When you get right down to it, we're all in this together, and there are any number of things we should be thinking about on a global basis. Not necessarily the thoughts of millionaire UN ambassadors, neither.
So that was interesting for me, and I'm grateful for learning a bit about things in Africa.
The next session was about visualising information, something I have an especial interest in, having long been a fan of maps and charts of all types. Minard's famous graphical chart of Napoleon's Moscow campaign stands out strongly in my mind. With computers we have any number of ways to assemble information into a form where it is easy to spot patterns. Or breaks in patterns. Speedier identification of persistent vandals, articles that may need work, community trends; find the key variables and a way to present them, and the human eye can grasp what's going on.
An example is the timestamps attached to every WP contribution.

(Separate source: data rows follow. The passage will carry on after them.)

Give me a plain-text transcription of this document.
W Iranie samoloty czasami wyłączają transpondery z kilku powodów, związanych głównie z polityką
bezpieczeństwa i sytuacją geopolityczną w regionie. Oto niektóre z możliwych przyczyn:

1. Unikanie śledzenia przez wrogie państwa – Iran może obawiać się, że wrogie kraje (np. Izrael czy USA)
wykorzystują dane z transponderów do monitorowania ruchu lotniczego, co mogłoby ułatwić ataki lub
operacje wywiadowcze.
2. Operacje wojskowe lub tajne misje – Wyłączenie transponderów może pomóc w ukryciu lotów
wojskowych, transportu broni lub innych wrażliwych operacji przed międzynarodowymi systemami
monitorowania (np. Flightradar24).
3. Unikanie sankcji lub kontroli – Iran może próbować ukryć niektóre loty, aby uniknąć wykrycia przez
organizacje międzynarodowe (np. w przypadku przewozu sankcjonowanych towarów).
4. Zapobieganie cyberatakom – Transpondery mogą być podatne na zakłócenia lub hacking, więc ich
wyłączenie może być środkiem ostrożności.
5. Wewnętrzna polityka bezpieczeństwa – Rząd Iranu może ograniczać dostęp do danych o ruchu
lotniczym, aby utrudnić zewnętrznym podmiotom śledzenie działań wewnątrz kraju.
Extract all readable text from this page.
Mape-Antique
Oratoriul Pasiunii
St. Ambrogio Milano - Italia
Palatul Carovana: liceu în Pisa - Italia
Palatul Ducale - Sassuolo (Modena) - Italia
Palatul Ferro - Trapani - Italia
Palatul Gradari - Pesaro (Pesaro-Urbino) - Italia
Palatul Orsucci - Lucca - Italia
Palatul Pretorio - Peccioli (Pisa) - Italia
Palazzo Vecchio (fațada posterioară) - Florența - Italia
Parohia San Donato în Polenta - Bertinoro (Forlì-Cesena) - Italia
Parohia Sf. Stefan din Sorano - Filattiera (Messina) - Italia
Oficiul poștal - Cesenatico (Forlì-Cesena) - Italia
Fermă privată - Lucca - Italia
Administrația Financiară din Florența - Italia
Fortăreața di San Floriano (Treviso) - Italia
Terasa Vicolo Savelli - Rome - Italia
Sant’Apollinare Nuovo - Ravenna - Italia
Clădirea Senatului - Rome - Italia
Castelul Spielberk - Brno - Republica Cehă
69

Sure, they are all available in User Contributions, but it's hard to gain a feel for them. The Editcount tool graphs them by time of day and time of week, and at a glance you can see who is spending their time at work editing Wikipedia.

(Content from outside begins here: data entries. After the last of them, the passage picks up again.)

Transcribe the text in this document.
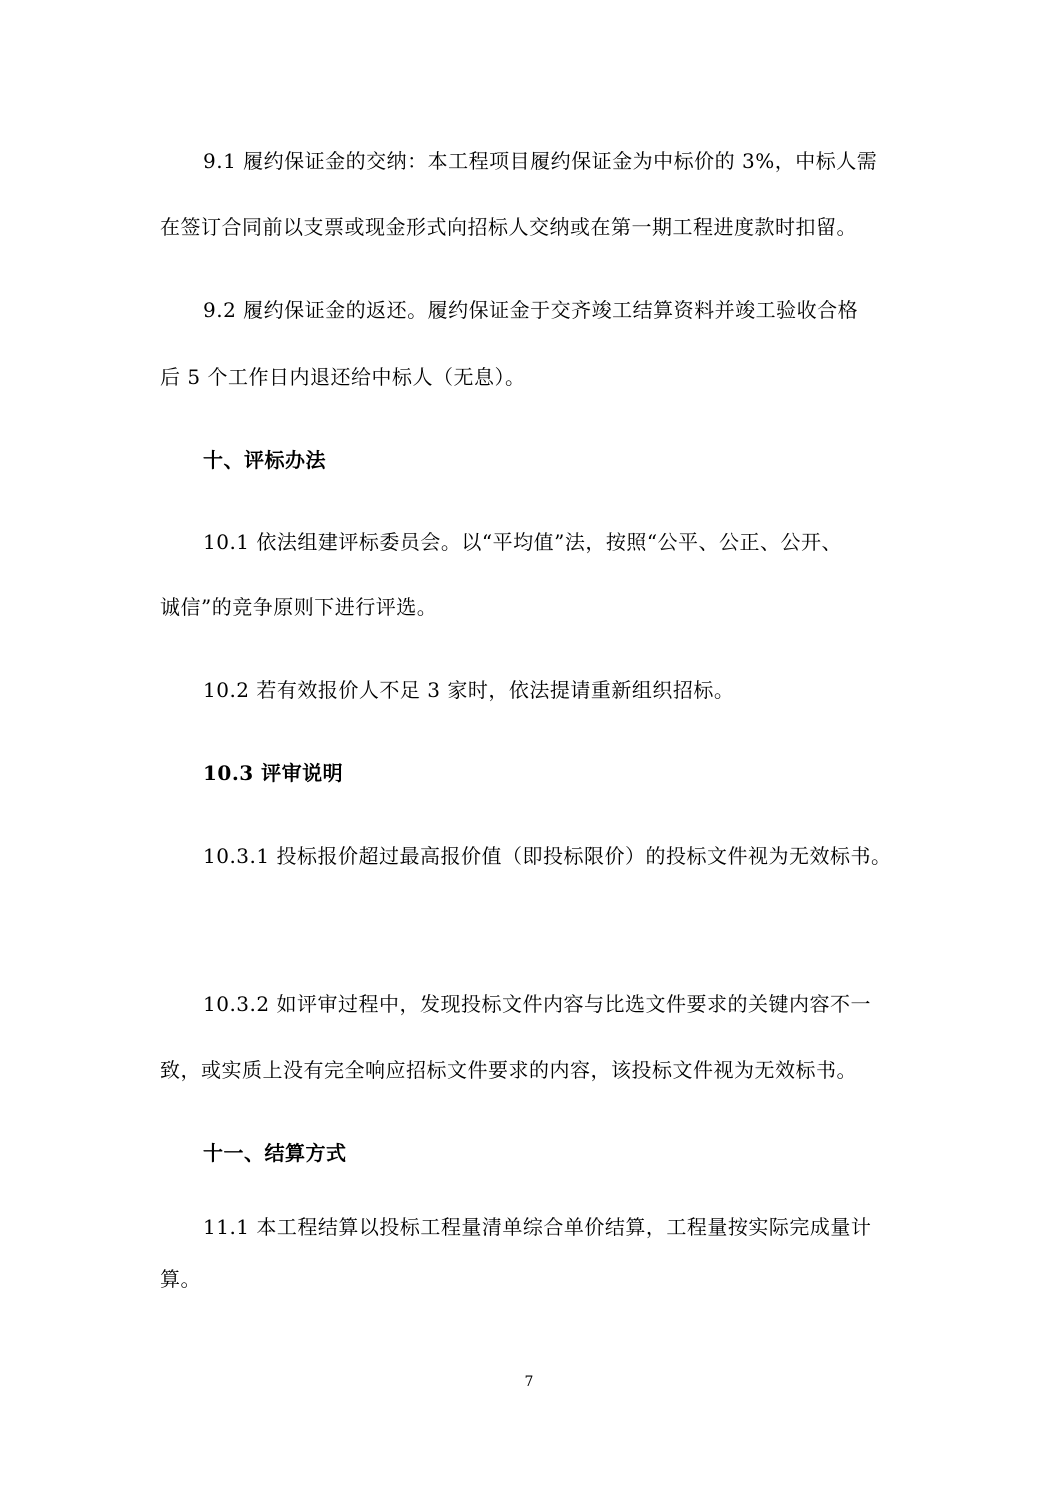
9.1 履约保证金的交纳：本工程项目履约保证金为中标价的 3%，中标人需
在签订合同前以支票或现金形式向招标人交纳或在第一期工程进度款时扣留。
9.2 履约保证金的返还。履约保证金于交齐竣工结算资料并竣工验收合格
后 5 个工作日内退还给中标人（无息）。
十、评标办法
10.1 依法组建评标委员会。以“平均值”法，按照“公平、公正、公开、
诚信”的竞争原则下进行评选。
10.2 若有效报价人不足 3 家时，依法提请重新组织招标。
10.3 评审说明
10.3.1 投标报价超过最高报价值（即投标限价）的投标文件视为无效标书。
10.3.2 如评审过程中，发现投标文件内容与比选文件要求的关键内容不一
致，或实质上没有完全响应招标文件要求的内容，该投标文件视为无效标书。
十一、结算方式
11.1 本工程结算以投标工程量清单综合单价结算，工程量按实际完成量计
算。
7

Anyway, that was more fun, and about then I began to pay more attention to the IRC channel as preparations for the final session began, Wikimaniacs assembling in various degrees of geekitude and apparent disorder.
Jtkiefer showed up:
* Jtkiefer is cursing at the media stream that's not working <Skyring> Quit and restart it <Skyring> might need a few goes <Jtkiefer> wow Skyring, that's a nick I haven't seen in a long time
How many remember me, I wonder? A year is a long time on WP. See my talk page.
By this time the rock show on the BBC had ended and Genevieve Tudor's folk program just wasn't keeping me occupied. I'd had breakfast and dawn was fast approaching. My attention was on spotting the various wikidenties as they fiddled with microphones and displayed a kind of Brownian motion. sj finally kicked off things and I wondered how such a slight frame could accommodate such a booming voice. He ran us through the various text and media awards, along with a noticable interruption to the feed when the best media clip was announced and untold thousands of people decided to download the file all at once.
Jimbo came on, thanked various people, and really it was pretty much backslapping all round from that point on. Well deserved, I thought. Organising something like this and making it go well cannot be easy. A lot of thought and a lot of effort is involved. This is the positive side of the wikipedia community, and despite all the squabbles and arguments and edit wars, when you take a step back and look at what has been achieved, it's an amazing thing.
So, as Wikimania comes to an end and the attendees disperse to hotels and cars and planes, I'd like to add my own voice of thanks to the organisers, the attendees and to the community in general. It's been a hoot!
I also see, from various corners of the wikisphere, that next year's Wikimania is being planned already, despite the lack of a host city. Who knows, maybe I'll attend in person.
Now, I'm off to the Archives to catch up with some of the sessions I missed.